I have the following dataset:
adv_id<-c("abc","abc","abc","pqr","pqr","pqr","xyz","xyz","xyz")
seg_id<-c("1","2","3","4","5","6","7","8","9")
value<-c(120,450,108,1004,567,768,111,222,3334)
data<-data.frame(adv_id,seg_id,value)
I want to calculate parent total percent on adv_id level. i.e. like when we use the excel pivot.
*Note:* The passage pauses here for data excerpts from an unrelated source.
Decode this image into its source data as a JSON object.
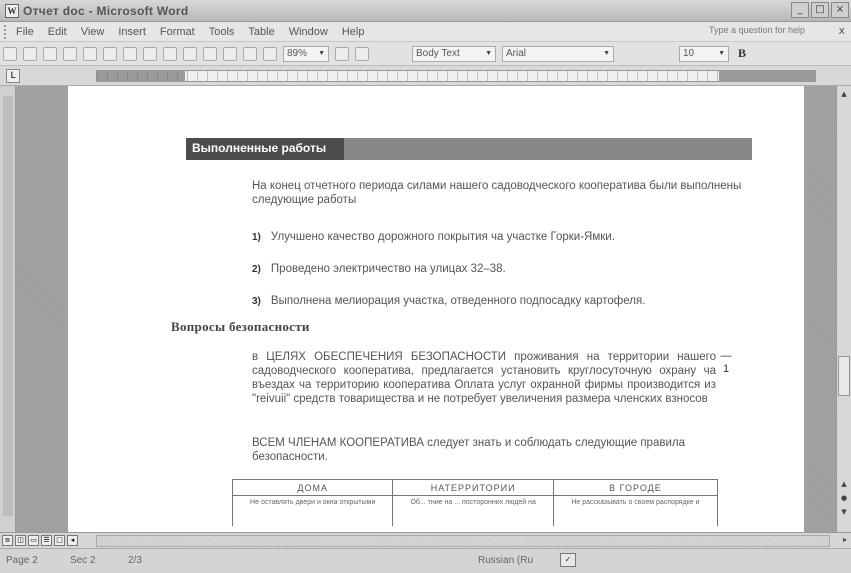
{
  "window": {
    "title": "Отчет doc - Microsoft Word",
    "icon": "word-doc-icon"
  },
  "menu": {
    "items": [
      "File",
      "Edit",
      "View",
      "Insert",
      "Format",
      "Tools",
      "Table",
      "Window",
      "Help"
    ],
    "help_placeholder": "Type a question for help",
    "close_label": "x"
  },
  "toolbar": {
    "zoom": "89%",
    "style": "Body Text",
    "font": "Arial",
    "size": "10",
    "bold_label": "B"
  },
  "document": {
    "heading": "Выполненные работы",
    "intro": "На конец отчетного периода силами нашего садоводческого кооператива были выполнены следующие работы",
    "list": [
      {
        "num": "1)",
        "text": "Улучшено качество дорожного покрытия ча участке Горки-Ямки."
      },
      {
        "num": "2)",
        "text": "Проведено электричество на улицах 32–38."
      },
      {
        "num": "3)",
        "text": "Выполнена мелиорация участка, отведенного подпосадку картофеля."
      }
    ],
    "section2": "Вопросы безопасности",
    "body1": "в ЦЕЛЯХ ОБЕСПЕЧЕНИЯ БЕЗОПАСНОСТИ проживания на территории нашего садоводческого кооператива, предлагается установить круглосуточную охрану ча въездах ча территорию кооператива Оплата услуг охранной фирмы производится из \"reivuii\" средств товарищества и не потребует увеличения размера членских взносов",
    "margin_note": "— 1",
    "body2": "ВСЕМ ЧЛЕНАМ КООПЕРАТИВА следует знать и соблюдать следующие правила безопасности.",
    "table": {
      "headers": [
        "ДОМА",
        "НАТЕРРИТОРИИ",
        "В ГОРОДЕ"
      ],
      "cells": [
        "Не оставлять двери и окна открытыми",
        "Об... тние на ... посторонних людей на",
        "Не рассказывать о своем распорядке и"
      ]
    }
  },
  "status": {
    "page": "Page 2",
    "sec": "Sec 2",
    "pos": "2/3",
    "language": "Russian (Ru"
  }
}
So my output should look like
adv_id seg_id value percentage
abc 1 120 17.7%
abc 2 450 66.37%
abc 3 108 15.93%
pqr 4 1004 42.92%
pqr 5 567 24.24%
pqr 6 768 32.83%
xyz 7 111 3.03%
xyz 8 222 6.05%
xyz 9 3334 90.92%
I used the following code
totaluser=0
percent=c()
for (i in 2:nrow(data))
{
if data$adv_id[i]==data$adv_id[i-1]
{
totaluser = totaluser+rawdata$value[i]
percentage[i-1] = (data$value[i-1]/totaluser)*100
}
else {totaluser=0}
}
and using sqldf package
percentage<-sqldf("select adv_id,seg_id,value,sum(value)/sum(sum(value)) over(partition by adv_id) as 'percentage' from data").
But both times i cannot get the desired output. Can we use the summarise function in dplyr package somehow?